緑茶だ。リシュウの方で好んで飲まれるそうだが、紅茶と製法が違うだけで原料は同じだから、こっちの大陸でもそれなりに生産されている。
中々に苦いが、同時に出された甘みの強い団子と一緒にいただくと、なんともいい塩梅になる。
思わず、ほう、と息もつこうと言うものだ。
「さて、まずは自己紹介だね。シャルロッテ・ファインだ。知っている子もいるかもだけど、一応、英雄の称号を頂いている。本業は吟遊詩人だけどね」
そうして、お茶と団子を堪能しながら、ロッテさんが口火を切った。
「一応、冒険者としての技能も紹介しとくけど。歌ってのバフと、ステゴロが得意……というか、それしかできない。まあ、組むことはないかも知れないけど、よろしくね」
さて、シリルは昨日のうちに自己紹介は済ませたから、残りの三人だが、
「……あー、フェリス。自己紹介だけど、大丈夫か」
「ふっ、ヘンリーさん、あまり見損なわないで欲しい。私は確かにシャルロッテさんのファンだが、一ファンとして迷惑をかけるようなことは厳に慎むつもりだよ」
なら、その今にも振り上げたそうにカタカタ震えてる腕はなんなんですかね。
ガタッ、と手の震えに気付いたフェリスが、もう片方の手で抑えるが……手遅れだよ馬鹿。
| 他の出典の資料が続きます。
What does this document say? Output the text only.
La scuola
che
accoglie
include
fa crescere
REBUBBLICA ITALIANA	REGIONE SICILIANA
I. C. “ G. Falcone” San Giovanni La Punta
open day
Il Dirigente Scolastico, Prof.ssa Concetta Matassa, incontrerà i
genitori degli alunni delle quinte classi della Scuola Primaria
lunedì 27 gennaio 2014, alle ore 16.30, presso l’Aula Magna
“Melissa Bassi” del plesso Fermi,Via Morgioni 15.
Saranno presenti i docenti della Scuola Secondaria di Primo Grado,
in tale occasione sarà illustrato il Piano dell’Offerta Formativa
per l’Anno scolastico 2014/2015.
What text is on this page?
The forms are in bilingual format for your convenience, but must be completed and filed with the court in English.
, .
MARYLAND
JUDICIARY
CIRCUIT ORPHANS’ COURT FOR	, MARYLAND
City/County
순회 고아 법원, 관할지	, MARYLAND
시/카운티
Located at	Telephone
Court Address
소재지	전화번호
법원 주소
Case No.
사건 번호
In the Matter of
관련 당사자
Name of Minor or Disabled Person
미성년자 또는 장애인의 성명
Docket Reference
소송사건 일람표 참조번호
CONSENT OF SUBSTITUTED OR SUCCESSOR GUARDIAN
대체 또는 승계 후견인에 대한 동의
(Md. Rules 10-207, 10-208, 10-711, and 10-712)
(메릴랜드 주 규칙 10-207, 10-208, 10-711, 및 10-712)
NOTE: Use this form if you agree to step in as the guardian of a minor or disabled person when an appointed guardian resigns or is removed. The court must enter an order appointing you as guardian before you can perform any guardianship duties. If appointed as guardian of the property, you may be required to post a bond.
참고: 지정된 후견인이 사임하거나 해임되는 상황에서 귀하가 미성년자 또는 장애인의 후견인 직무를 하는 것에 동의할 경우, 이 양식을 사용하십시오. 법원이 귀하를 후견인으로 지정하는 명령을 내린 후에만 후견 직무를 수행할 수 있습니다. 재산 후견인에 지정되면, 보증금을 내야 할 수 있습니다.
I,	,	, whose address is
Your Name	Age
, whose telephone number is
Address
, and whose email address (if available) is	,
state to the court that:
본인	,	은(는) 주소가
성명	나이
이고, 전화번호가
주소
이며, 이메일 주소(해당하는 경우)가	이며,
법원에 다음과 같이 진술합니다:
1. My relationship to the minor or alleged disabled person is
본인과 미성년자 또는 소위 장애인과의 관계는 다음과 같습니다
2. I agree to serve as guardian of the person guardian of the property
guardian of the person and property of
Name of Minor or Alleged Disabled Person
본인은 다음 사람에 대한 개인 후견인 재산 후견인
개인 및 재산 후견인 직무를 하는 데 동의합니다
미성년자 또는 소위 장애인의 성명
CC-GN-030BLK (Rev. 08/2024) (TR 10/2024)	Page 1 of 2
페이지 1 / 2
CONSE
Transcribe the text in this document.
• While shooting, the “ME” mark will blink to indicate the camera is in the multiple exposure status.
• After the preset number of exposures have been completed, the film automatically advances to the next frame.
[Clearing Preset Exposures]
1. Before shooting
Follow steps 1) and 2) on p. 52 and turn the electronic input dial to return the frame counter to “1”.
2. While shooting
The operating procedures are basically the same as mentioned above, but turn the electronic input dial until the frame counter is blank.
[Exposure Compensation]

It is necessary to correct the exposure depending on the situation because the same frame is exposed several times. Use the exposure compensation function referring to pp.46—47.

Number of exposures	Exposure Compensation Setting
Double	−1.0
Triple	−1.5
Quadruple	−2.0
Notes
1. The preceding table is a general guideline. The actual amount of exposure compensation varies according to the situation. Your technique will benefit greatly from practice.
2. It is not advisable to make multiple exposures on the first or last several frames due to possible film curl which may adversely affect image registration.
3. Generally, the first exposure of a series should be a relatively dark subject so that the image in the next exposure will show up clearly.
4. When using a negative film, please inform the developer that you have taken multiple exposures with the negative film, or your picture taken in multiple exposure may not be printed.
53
「え、ええと。フェリスです。戦士兼治癒士をやっています。その、昔からシャルロッテさんのファンでした。こうしてご挨拶できて光栄です」
「ああ、覚えているよ。セントアリオのライブの時は毎回来てくれて、千切れるほど腕を振っていた子だろ」
「……お、覚えていてくれたんですかっ!」
「いやまあ。……情熱的なファンは多いけど、女の子で、子供で、あそこまではあんまりいないから」
ロッテさんは老若男女全てに人気が高い。
しかし、見た目は美少女。熱狂的なファンは男性に偏っている。
……確かに、ロッテさんの歌が好きって女は多くても、ここまで理性なくすやつは僕も見たことないな。
「いつからか来なくなったから心配してたけど、元気そうで何よりだ」
「はい、ありがとうございます!!」
返事が力強すぎるぅ……
「シャルたんエナジーは溢れてるぅ!?」
「はぁ~いっ!」
サービスのつもりか、ロッテさんがアイドル声で尋ね、フェリスがノリノリで手を振り上げて返事をする。
……ライブの熱気の中ではあんまり気にならないが、一対一でやるとクッソ寒いなこのやりとり。空気を読んで口には出さんけど。
そうしたフェリスのある意味濃い挨拶のせいか、
「あ、ジェンドです。前衛張ってます」
「ティオです。スカウトメインです」
残り二人は、いやに淡白な自己紹介になってしまったが。
……まあ、どうでもいいよ。うん。